Most women in Kenya give birth without ever being tested for Group B Streptococcus
Portugal offers a glimpse as it has since introducing routine screening and antibiotics during labour, with the country recording a 40 per cent reduction in disease incidence and lower fatality rates.
Elizabeth Martins of Lisbon’s Faculty of Medicine explained that Portugal moved from voluntary guidelines to national policy in 2011 as “An official norm issued by the public health authorities which established, similarly as to what was being done in the United States, the screening of pregnant women at 35 to 37 weeks gestation and the recommendation of intrapartum antimicrobial prophylaxis for pregnant women care.”
The contrast with Africa is stark: most women in Kenya and neighbouring countries still give birth without ever being tested for GBS.

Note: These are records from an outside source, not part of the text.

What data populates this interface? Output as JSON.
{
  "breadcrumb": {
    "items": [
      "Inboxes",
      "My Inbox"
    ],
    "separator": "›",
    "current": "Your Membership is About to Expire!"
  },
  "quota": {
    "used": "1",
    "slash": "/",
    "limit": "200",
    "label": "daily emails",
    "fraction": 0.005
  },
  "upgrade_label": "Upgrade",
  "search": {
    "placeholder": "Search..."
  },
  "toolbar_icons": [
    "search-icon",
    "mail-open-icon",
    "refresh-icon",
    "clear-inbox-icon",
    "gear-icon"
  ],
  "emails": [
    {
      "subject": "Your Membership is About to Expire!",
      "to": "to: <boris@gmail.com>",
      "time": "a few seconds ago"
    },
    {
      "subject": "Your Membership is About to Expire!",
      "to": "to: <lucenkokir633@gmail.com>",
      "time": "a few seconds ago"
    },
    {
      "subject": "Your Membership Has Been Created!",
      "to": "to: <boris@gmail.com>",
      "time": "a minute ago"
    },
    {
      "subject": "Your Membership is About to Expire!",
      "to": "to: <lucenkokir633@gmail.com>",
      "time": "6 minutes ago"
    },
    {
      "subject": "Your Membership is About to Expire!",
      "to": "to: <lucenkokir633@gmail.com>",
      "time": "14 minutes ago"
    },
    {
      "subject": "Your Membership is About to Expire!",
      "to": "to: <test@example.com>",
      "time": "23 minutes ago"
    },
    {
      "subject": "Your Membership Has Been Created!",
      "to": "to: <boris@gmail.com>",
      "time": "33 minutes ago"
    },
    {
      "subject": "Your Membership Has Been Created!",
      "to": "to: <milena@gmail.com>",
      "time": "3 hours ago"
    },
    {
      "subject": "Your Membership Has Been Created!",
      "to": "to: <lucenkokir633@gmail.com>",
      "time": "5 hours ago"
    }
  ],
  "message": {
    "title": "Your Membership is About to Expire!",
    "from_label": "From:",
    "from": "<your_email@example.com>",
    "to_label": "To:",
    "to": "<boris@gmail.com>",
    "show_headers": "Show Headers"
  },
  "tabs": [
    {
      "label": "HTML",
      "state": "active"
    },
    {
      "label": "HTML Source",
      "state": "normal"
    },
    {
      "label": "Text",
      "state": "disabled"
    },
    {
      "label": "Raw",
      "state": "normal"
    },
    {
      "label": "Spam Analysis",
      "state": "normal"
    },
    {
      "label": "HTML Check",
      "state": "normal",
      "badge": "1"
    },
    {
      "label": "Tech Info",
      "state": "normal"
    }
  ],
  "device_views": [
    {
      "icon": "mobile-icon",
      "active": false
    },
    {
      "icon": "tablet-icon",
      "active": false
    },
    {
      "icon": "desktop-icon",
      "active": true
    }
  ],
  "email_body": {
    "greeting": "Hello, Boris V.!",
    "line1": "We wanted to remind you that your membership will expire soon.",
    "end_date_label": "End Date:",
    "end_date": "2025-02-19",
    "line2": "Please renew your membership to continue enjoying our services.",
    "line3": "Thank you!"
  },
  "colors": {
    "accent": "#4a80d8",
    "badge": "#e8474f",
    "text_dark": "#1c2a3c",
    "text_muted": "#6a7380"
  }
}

Experts at ISSAD argued that Kenya must rethink how it measures maternal and newborn infections. Proposals include integrating GBS surveillance into electronic medical records, expanding blood culture testing, linking maternal and newborn outcomes, creating sentinel genomic sites, and strengthening laboratories.
Imagine preventing not just newborn sepsis, but also preterm births and maternal deaths
“We need to design this as a national system, not just research projects,” Prof Seale said. “Pregnancy does not end with delivery. The postpartum period is a high-risk time for infection.”
GBS is neither rare nor benign. It contributes to maternal sepsis, stillbirth, and prematurity – three of the most devastating outcomes of pregnancy. Yet because most cases go undiagnosed, the infection remains largely invisible in national statistics.
As Kenya grapples with high rates of preterm birth and maternal mortality, ISSAD’s message was clear: GBS can no longer be ignored.
“Imagine preventing not just newborn sepsis,” Prof Seale said, “but also preterm births and maternal deaths. That would be a profound change for families and health systems alike.”